The Restorer of Equilibrium
by SpinyGiraffe in Circuits > Arduino
127 Views, 1 Favorites, 0 Comments
The Restorer of Equilibrium
Science fiction novels that weave tales of dystopia and control are typically centered around a core mechanism utilized to control the population. The two most iconic examples are perhaps the devices found within 1984 and Brave New World. 1984 has its constant war and perpetual surveillance. Brave New World has the drug of never-ending happiness: Soma. For this project, we shall be examining a foundational text that precedes both entries: We, by Yevgeny Zamyatin. The mechanism of control utilized in We is centered around a state of perfect equality. Individuals cannot be differentiated from one another. Their emotions are muted and non-existent, their physical appearance is of the same form, and vice is washed away. The human is merely reduced to an alphanumeric, slogging through the day alongside its compatriots in a state of perfect equilibrium. Society functions in a neutral state.
This project seeks to create a device that induces a rudimentary form of that state of mind. Termed “The Restorer of Equilibrium”, it consists of a mannequin head and a wooden hand controlled by an Arduino microcontroller. Its core function is to utilize conversation and a game of rock-paper-scissors to return the user to a neutral state. In the conversation state, the device asks the user “How are you doing today?”. Upon receiving a return statement, the device applies emotional analysis with a fine-tuned BERT model, detects the emotion, and replies with a voice-line that opposes the detected emotion and a facial expression that similarly parallels the voice-line. Facial expressions are generated using an array of LEDs and a shift-register. For instance, if the user states “I am doing great today!”, the device recognizes the emotion to be happy, and replies with a sad voice-line and a frowning expression.
The device then forces the user into the rock-paper-scissors phase. It asks the user to play with it and utilizes a convolutional neural network to detect what outcome the user has played. Upon doing so, it then plays the exact outcome the user has played with its wooden hand and an array of servo motors. The user does not experience the joy of winning or the sadness of losing.
In both instances, the device attempts to force the user into a neutral state. Furthermore, it does so through activities and interactions that are typically familiar to the average person. It is a small representation of a possible device utilized to attain the societal state found in Zamyatin’s We.
Supplies
Head (Conversation Component)
· Foam mannequin head
· 74HC595 shift-register
· Red LED x8
· 220 Ohm Resistors x8
· Miniature Bluetooth Speaker
· Male-to-Female Jumper Wires
· Female-to-Female Jumper Wires
· Cardboard
Hand (Rock-Paper-Scissors)
· Wooden hand with moveable joints
· Fishing line
· Straws
· MG996R Servo motor x2
· 6V 2.5A Power source
· A small box (12cm x 7cm in my case)
· Reel device x2
· Wooden Base
The central control unit of these electronics will be a computer. Speed of response is dependent on the processing power of the computer and the inclusion of a GPU.

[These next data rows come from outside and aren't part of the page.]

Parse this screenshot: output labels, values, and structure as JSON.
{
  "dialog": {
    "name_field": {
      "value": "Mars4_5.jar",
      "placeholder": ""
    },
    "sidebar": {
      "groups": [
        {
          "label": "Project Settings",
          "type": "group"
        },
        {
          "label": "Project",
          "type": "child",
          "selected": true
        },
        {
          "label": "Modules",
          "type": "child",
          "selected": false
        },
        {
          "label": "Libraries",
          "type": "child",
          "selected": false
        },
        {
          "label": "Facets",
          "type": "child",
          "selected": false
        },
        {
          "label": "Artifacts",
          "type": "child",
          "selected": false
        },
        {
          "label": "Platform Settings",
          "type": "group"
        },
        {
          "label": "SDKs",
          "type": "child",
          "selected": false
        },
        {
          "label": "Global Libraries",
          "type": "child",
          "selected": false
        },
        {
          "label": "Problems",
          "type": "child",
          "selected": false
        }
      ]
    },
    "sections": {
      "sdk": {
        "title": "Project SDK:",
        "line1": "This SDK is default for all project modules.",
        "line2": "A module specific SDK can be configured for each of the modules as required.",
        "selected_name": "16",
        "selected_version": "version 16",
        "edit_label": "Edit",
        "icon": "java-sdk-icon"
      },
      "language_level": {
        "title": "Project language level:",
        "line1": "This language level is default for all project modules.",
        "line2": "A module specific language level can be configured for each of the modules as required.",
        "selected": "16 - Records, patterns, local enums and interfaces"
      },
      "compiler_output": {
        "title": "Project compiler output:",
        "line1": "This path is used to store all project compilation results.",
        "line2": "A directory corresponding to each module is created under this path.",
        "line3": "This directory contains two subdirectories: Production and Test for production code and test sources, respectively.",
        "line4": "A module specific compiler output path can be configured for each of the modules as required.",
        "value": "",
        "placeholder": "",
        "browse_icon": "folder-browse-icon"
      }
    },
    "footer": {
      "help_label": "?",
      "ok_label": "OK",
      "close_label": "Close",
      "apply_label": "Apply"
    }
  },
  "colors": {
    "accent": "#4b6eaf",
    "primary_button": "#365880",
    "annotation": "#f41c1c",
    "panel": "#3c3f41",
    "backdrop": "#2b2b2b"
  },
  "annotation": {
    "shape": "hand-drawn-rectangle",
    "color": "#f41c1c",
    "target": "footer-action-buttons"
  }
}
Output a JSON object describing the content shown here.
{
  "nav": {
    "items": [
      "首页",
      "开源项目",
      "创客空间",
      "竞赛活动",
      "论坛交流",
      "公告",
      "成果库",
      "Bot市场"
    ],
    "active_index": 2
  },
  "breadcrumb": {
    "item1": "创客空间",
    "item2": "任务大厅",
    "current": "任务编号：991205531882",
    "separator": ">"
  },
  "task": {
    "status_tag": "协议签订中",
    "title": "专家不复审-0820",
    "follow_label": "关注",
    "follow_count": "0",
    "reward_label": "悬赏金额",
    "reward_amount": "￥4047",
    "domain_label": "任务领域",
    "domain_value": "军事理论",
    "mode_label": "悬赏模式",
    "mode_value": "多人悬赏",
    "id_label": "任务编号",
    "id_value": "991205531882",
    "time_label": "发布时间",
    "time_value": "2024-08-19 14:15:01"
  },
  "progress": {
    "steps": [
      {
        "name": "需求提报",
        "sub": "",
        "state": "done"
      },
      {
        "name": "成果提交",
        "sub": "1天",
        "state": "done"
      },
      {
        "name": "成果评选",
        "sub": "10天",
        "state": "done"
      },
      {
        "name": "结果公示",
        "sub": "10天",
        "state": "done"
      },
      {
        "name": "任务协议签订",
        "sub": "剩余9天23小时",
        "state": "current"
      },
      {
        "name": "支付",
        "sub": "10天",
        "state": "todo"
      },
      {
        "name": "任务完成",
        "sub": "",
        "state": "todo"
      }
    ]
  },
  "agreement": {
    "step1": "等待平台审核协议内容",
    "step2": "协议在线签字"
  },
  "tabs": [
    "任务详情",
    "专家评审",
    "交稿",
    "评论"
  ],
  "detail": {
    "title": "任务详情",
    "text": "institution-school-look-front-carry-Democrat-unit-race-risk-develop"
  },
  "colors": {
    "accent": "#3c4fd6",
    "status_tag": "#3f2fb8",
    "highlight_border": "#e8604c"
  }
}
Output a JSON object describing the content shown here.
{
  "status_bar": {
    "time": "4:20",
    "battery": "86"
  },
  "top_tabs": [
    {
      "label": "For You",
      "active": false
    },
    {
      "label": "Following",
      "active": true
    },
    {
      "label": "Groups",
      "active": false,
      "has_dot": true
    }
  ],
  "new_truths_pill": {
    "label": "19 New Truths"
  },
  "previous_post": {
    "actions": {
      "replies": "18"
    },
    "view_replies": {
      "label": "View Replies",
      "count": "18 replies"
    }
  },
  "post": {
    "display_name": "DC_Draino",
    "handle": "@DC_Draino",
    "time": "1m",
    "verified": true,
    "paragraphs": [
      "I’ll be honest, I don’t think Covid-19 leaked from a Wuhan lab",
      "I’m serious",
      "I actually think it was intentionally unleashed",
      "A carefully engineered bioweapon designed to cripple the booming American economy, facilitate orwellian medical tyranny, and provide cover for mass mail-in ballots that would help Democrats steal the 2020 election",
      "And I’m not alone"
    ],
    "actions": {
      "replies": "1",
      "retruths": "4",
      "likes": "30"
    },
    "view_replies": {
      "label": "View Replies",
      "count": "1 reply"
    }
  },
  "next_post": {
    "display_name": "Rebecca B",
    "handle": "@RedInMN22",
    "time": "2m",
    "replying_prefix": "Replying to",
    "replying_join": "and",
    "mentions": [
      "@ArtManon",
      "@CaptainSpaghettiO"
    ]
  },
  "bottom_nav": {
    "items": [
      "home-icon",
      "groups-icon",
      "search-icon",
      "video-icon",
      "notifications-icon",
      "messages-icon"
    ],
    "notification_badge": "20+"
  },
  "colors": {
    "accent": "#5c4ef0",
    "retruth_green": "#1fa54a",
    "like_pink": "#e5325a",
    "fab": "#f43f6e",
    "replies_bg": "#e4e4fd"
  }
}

Procedure: Python Software
All code mentioned can be found here (https://github.com/tyxiang0530/RestorerOfEquilibrium/tree/main/FullCode)
Let us examine the main loop of the program (pictured above):
At each decision point, the software actively delves
into the branch in the decision tree that places the user in a neutral response. Furthermore, at multiple decision points the user is forced into a specified state. To accomplish this, we need to write multiple software components prior to beginning work with hardware. Required components include multiple pre-processing functions, a speech-to-text function, an Arduino connection function, a neural network for emotional analysis, and a neural network for rock-paper-scissors recognition. The speech-to-text function converts user speech to text that can be processed by the emotional analysis model. The Arduino connection function sends bytes to the Arduino based off user actions so that hardware can perform the adequate responses.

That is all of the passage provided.